De la notion de « mythe » entre la Tradition et la modernité

Dans les nombreux débats qui existent dans le monde moderne, lorsqu’il est question d’aborder les doctrines des civilisations passées ou des histoires qui sortent quelque peu du cadre « ordinaire » (qui ne sortent pas de la « norme » par rapport aux « habitudes » de la nature qui concernent la majorité des phénomènes visibles, suivant une régularité physique) (1), la notion de « mythe » a été galvaudée, et ne désigne plus désormais que des « légendes » forgées par les anciennes générations pour expliquer ou justifier des événements ou des croyances qui dépassaient leur « entendement ». Or, le sens étymologique du mot « mythe » est tout autre, et l’on sait désormais que, selon l’histoire des sciences, les anciennes civilisations (avant même la Grèce Antique) étaient loin d’être « arriérées », et qu’elles possédaient des connaissances avancées dans les mathématiques, l’astronomie, la médecine naturelle, la construction et l’architecture. D’autres civilisations, même, connaissaient les champs magnétiques, produisaient des piles électriques (comme celles qui furent retrouvées à Baghdâd), la gravure pouvant aller jusqu’à une précision atteignant le nanomètre, etc. Certains arts ainsi que des techniques et monuments réalisés par d’anciennes civilisations, restent encore un mystère pour les scientifiques et chercheurs modernes.
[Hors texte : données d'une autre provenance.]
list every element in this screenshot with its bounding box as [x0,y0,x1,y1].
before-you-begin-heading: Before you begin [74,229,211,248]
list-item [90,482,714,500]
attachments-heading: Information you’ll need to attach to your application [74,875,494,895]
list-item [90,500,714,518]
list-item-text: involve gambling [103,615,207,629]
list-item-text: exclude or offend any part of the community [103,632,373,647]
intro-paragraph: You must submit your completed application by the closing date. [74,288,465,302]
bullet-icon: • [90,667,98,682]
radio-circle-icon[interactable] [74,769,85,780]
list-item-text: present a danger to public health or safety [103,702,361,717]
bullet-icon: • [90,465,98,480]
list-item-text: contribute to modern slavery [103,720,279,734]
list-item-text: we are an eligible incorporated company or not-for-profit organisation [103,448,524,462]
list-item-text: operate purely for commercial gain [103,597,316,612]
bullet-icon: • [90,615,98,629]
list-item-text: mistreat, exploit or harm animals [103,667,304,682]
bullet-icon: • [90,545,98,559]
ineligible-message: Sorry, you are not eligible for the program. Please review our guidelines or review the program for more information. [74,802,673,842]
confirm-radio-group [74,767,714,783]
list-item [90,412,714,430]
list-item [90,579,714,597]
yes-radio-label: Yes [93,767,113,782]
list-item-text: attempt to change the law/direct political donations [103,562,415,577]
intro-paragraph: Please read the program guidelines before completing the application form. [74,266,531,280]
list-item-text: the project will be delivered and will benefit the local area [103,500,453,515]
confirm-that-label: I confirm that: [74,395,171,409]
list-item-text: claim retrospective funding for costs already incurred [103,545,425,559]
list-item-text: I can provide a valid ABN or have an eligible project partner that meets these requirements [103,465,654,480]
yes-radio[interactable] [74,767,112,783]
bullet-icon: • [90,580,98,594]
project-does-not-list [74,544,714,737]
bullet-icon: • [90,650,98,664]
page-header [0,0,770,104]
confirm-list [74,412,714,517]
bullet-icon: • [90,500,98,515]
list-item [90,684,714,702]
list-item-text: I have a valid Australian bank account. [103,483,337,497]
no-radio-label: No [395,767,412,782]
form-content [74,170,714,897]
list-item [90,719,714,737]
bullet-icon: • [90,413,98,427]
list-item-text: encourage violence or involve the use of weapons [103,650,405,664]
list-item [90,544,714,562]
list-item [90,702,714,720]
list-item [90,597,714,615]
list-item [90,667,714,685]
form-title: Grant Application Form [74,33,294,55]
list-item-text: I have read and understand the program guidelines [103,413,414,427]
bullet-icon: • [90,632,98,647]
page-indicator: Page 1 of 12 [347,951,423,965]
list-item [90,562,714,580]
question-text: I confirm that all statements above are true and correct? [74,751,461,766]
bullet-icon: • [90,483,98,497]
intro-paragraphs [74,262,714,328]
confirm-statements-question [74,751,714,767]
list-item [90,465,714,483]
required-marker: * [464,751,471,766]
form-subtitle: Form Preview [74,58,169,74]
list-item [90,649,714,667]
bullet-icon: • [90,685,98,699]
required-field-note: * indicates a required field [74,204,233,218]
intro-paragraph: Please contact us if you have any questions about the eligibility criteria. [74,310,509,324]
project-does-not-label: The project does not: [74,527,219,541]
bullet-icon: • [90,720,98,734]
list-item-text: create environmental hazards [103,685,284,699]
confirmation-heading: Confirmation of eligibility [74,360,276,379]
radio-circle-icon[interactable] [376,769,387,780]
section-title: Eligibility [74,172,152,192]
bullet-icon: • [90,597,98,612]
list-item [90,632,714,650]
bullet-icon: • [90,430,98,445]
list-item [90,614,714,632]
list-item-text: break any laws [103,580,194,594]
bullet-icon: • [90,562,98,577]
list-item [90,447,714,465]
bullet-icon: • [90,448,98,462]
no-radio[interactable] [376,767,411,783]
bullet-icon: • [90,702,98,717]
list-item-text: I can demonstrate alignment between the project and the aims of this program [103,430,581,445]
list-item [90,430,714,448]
Le mythe ne doit donc pas être entendu dans son sens moderne, c’est-à-dire un récit s’opposant à la vérité historique. Comme le dit bien Max Giraud dans “L’énigme de Khidr en Islam” (éd. Albouraq, 2017, p.13) : « Plus que de l’histoire, au sens habituel que ce terme a pris, les trois récits de cette Sourate [ndt : en parlant de la Sûrate Al Kahf du Qur’ân, signifiant la Caverne en français] relèvent du « mythe », non pas en tant que ce dernier s’opposerait à la « vérité historique » (1), mais dans le sens où, tout en s’inscrivant dans une réalité formelle, le mythe exprime des idées transcendantes, expressions de la Sagesse intemporelle. Comme c’est le cas pour les mythes antiques, lorsqu’ils ne sont pas simplifiés et déformés par des auteurs tardifs qui n’ont plus d’accès à leur intelligibilité fondamentale, on se trouve devant plusieurs versions qui paraissent contradictoires, dans la mesure de l’avancement du commentaire, et avec toutes leurs variantes ; cette impression demeure à la lecture des qiçaç, ces chroniques « légendaires » qui tentent de reconstituer une « histoire » cohérente à partir des sources éloignées parfois les unes des autres dans le temps et l’espace.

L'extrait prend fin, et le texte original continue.